Jeremias Allen, Baim Donald S, Ho Kalon K L, Chauhan Manish, Carrozza Joseph P, Cohen David J, Popma Jeffrey J, Kuntz Richard E, Cutlip Donald E
Harvard Clinical Research Institute, Division of Cardiology, Beth Israel Deaconess Medical Center, Boston, MA 02215, USA.
J Am Coll Cardiol. 2004 Sep 15;44(6):1210-4. doi: 10.1016/j.jacc.2004.06.051.
This study was designed to evaluate the effect of periprocedural myocardial infarction (MI) on mortality according to success of the stent procedure.
The mortality effect of periprocedural MI relative to successful versus unsuccessful procedures has not been examined.
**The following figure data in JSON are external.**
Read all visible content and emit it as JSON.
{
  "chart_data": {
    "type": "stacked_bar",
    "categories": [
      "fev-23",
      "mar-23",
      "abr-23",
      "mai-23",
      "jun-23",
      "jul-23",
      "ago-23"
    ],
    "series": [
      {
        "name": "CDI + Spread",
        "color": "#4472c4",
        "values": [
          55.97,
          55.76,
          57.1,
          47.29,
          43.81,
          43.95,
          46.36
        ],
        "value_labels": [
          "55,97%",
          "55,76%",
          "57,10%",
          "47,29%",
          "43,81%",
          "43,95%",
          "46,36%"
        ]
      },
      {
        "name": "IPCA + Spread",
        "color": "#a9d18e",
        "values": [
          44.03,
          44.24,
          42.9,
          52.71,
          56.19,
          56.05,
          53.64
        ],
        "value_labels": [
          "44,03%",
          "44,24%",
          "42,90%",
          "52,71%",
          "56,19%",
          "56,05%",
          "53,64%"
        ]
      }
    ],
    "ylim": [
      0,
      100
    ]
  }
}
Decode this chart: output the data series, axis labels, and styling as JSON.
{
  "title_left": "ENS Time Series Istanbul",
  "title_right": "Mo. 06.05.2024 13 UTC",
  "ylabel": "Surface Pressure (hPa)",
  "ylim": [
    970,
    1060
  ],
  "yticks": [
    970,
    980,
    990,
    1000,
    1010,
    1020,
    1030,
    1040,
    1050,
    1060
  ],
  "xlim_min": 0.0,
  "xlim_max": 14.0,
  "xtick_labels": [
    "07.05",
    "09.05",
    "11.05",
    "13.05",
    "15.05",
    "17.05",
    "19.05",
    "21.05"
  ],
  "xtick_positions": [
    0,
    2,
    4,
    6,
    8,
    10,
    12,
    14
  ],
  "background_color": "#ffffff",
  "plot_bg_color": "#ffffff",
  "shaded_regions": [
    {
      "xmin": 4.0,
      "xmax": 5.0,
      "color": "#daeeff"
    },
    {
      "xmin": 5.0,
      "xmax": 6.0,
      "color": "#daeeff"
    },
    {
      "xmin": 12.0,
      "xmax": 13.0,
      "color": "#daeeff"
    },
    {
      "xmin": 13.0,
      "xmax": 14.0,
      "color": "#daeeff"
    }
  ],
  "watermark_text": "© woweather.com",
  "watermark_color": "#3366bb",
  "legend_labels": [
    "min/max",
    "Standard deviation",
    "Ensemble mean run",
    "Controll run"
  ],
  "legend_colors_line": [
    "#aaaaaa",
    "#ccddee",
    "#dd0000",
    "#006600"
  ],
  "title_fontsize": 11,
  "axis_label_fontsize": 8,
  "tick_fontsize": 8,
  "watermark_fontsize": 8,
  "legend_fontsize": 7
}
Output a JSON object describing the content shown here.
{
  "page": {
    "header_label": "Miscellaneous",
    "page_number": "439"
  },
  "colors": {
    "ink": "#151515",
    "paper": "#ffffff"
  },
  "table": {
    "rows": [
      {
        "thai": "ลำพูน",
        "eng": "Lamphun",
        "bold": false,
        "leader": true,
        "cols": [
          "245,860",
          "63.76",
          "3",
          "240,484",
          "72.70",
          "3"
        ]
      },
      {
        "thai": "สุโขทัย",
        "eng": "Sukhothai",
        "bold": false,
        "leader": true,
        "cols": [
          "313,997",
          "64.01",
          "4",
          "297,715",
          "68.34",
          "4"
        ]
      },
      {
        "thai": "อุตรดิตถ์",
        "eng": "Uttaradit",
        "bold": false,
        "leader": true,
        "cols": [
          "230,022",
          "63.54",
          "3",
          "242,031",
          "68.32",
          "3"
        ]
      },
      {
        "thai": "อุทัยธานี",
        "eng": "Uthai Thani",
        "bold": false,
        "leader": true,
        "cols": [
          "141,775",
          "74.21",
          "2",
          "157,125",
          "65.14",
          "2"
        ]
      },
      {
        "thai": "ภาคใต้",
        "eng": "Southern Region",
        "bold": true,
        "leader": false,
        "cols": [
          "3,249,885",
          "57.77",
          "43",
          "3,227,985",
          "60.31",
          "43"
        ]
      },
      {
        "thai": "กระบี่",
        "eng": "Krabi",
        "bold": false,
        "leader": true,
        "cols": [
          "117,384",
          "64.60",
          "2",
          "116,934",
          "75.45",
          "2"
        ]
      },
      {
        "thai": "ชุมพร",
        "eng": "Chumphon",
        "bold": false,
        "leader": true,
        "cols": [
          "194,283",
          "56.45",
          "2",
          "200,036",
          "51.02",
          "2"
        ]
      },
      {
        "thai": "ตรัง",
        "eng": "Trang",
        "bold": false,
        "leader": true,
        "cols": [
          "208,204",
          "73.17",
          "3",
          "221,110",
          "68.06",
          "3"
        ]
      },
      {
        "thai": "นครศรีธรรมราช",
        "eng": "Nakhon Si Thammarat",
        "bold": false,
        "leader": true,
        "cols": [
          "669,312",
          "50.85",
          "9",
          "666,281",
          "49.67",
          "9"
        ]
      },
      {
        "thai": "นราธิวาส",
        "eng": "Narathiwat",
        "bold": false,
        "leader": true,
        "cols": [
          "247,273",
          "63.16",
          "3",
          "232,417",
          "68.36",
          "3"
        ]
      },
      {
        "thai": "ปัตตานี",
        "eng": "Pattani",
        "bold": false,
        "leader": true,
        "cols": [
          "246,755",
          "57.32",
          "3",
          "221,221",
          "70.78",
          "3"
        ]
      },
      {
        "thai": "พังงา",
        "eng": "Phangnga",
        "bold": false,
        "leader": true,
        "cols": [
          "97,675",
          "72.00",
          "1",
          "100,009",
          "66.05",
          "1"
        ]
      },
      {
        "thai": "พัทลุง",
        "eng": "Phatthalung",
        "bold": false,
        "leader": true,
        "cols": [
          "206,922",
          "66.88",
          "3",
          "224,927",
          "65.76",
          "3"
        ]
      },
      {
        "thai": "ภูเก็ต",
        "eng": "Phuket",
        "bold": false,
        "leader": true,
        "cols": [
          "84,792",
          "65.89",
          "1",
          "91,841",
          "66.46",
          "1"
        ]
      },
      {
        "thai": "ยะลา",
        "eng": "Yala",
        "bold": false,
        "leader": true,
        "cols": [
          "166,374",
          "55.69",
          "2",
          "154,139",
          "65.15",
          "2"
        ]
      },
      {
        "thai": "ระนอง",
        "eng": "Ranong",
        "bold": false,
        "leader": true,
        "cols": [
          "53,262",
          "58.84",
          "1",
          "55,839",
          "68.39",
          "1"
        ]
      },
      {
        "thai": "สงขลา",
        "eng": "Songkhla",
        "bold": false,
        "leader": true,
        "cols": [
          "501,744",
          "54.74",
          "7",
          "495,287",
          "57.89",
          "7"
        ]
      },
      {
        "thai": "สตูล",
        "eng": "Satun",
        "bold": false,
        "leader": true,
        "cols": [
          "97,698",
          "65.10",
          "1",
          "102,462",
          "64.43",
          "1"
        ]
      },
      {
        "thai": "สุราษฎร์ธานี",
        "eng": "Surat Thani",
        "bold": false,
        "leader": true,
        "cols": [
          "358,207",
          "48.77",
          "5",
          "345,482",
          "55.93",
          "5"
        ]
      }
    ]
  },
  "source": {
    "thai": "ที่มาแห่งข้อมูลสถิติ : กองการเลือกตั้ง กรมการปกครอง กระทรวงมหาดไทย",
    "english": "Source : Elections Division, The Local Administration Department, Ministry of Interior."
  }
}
All-cause mortality during the first year was evaluated prospectively among 5,850 patients from coronary stent clinical trials. Myocardial infarction was classified according to creatine kinase-MB level as type 1 (>1 but <3 times normal), type 2 (>or=3 but <or=8 times normal), or type 3 (>8 times normal or Q-wave MI). Procedures were classified as successful unless there was a final diameter stenosis >50%; final Thrombolysis In Myocardial Infarction flow grade <3; final National Heart, Lung, and Blood Institute dissection grade >or=D; repeat revascularization within 24 h; or stent thrombosis within 24 h.
Myocardial infarction was more frequent after unsuccessful procedures (69.6% vs. 20.4%, p < 0.001). Mortality during the first year was higher in patients with MI (2.8% vs. 1.7%, p = 0.01), but the effect was significant only for type 3 MI (4.7% vs. 1.7%, p = 0.008). Moreover, the mortality difference for any MI was confined to patients with unsuccessful procedures (13.1% vs. 0%, p = 0.03), with no significant effect among patients with otherwise successful procedures (2.1% vs. 1.7%, p > 0.20). The independent predictors of mortality were unsuccessful procedure (p < 0.001), diabetes mellitus (p = 0.001), history of prior MI (p = 0.003), multivessel disease (p = 0.006), and advancing age (p < 0.001), but not periprocedural MI.
The association of periprocedural MI with increased mortality during the first year following stent placement was confined to patients with unsuccessful procedures.
本研究旨在根据支架置入手术的成功情况评估围手术期心肌梗死(MI)对死亡率的影响。
围手术期MI相对于手术成功或失败的死亡率影响尚未得到研究。
对来自冠状动脉支架临床试验的5850例患者进行前瞻性评估,观察其第一年的全因死亡率。根据肌酸激酶-MB水平将心肌梗死分为1型(>1但<3倍正常)、2型(≥3但≤8倍正常)或3型(>8倍正常或Q波MI)。除非最终直径狭窄>50%、最终心肌梗死溶栓血流分级<3、最终美国国立心肺血液研究所夹层分级≥D、24小时内重复血运重建或24小时内发生支架血栓形成,否则手术被分类为成功。
手术失败后心肌梗死更常见(69.6%对20.4%,p<0.001)。MI患者第一年的死亡率更高(2.8%对1.7%,p=0.01),但仅3型MI的影响显著(4.7%对1.7%,p=0.008)。此外,任何MI的死亡率差异仅限于手术失败的患者(13.1%对0%,p=0.03),在其他方面手术成功的患者中无显著影响(2.1%对1.7%,p>0.20)。死亡率的独立预测因素是手术失败(p<0.001)、糖尿病(p=0.001)、既往MI病史(p=0.003)、多支血管病变(p=0.006)和年龄增长(p<0.001),而非围手术期MI。
围手术期MI与支架置入后第一年死亡率增加的关联仅限于手术失败的患者。